Nanotechnological Devices
Molecular shuttles are envisioned as potential workhorses of future nanotechnological devices. They can easily be tracked by fluorescence microscopy, guided on surfaces and functionalized with a broad range of cargo. Therefore, applications like biosensing devices, molecular assembly lines in a lab on a chip, surface imaging and single-molecule manipulation are envisioned or have partially been realized for this molecular transport system.
Cargo pick up and unload in an integrated device
A central challenge in engineering biohybrid devices powered by motor proteins is the assembly of a transport system that is capable of picking up cargo in one location and delivering it to a target destination while achieving high spatial and temporal control. We have designed such a nanoscale device, by implementing the following requirements: Integrating cargo loading and unloading stations into a single platform, and adjusting the cargo linker chemistry to achieve facile cargo pick up and unload (Figure 2).
Figure 2 Cargo translocation by molecular shuttles.
A) A microtubule functionalized with single stranded DNA enters the loading station where DNA labeled cargo is immobilized in zipping geometry.
B) Cargo binds to the microtubule in shearing geometry. As the microtubule moves on, the mechanically weaker zipping bond between the cargo and loading station ruptures and the cargo is transferred to the microtubule.
C) Cargo is transported to the unloading station.
D) Cargo attaches to the unloading station in shearing geometry. As the microtubule continues to move the mechanically weaker bond between the cargo and the microtubule ruptures and the cargo is deposited in the unloading station.
E) The microtubule moves on to its next cargo translocation cycle.
Figure from external pageSchmidt et al. 2010
Cargo loading and unloading stations
Cargo loading and unloading stations were prepared utilizing microfabrication techniques (Figure 3).
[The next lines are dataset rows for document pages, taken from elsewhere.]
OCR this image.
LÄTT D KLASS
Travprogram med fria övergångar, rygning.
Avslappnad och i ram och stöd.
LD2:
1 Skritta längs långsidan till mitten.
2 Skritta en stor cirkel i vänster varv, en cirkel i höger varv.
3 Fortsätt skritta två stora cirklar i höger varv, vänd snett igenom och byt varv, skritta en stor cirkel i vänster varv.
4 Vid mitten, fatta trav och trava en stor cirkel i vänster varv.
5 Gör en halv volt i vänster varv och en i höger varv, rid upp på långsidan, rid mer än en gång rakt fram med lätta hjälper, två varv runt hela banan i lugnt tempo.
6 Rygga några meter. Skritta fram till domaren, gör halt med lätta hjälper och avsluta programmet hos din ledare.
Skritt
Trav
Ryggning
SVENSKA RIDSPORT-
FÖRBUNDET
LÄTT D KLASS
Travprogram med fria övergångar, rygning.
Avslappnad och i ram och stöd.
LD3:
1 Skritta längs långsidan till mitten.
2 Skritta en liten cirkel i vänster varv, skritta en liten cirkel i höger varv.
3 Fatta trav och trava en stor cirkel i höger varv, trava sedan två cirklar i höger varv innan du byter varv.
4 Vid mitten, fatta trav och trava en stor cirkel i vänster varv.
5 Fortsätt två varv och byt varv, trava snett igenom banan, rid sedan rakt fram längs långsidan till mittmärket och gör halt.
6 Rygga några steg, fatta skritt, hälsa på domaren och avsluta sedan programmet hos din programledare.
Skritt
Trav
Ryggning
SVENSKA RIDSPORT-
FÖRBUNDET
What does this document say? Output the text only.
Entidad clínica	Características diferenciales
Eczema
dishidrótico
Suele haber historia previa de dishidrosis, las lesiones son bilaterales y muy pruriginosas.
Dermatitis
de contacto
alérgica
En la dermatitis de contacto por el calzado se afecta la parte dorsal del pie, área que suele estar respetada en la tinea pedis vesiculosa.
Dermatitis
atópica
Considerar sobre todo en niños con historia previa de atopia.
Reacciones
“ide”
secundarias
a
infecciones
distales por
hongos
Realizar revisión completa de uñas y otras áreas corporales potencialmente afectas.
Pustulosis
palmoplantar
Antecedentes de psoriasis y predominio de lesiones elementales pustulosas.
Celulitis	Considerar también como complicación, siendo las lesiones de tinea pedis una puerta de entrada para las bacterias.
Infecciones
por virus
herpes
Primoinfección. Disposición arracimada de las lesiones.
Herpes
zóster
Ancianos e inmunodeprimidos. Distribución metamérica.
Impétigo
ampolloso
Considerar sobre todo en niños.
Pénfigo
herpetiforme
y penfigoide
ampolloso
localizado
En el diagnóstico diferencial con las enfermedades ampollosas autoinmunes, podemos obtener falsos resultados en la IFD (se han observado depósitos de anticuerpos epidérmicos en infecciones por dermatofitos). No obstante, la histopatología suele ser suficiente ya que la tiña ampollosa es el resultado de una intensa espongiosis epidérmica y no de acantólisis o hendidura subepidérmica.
DNA was chosen to link cargo to both stations and the microtubule. By using the same DNA sequence hybridized in different geometries (zipping vs. shearing), we could tune the forces required to separate cargo from the loading station and transfer it to a passing microtubule and to detach cargo from the microtubule to deliver it at the unloading station. A complete transport process of cargo pick up, transfer, and delivery was demonstrated in a proof of concept experiment (Movie 2). Our system could be utilized as an integral component in future lab on a chip applications, enabling sorting or assembly of nanostructures.
Figure 3 Microscopy image of loading and unloading stations integrated on one surface. Loading stations have the shape of a map of Switzerland while unloading stations resemble the ETH logo. Right: Schematic illustrating the structure of the surface patterns: gold lines are prepared by photolithography, gold evaporation and photoresist lift-off; Streptavidin patterns are fabricated by µ-contact printing of Streptavidin. Loading stations are assembled by attaching sulfhydryl-modified DNA to the gold lines, followed by DNA labeled gold colloids. Unloading stations are prepared by adding biotin-modified DNA to the Streptavidin areas. Figure from external pageSchmidt et al. 2010.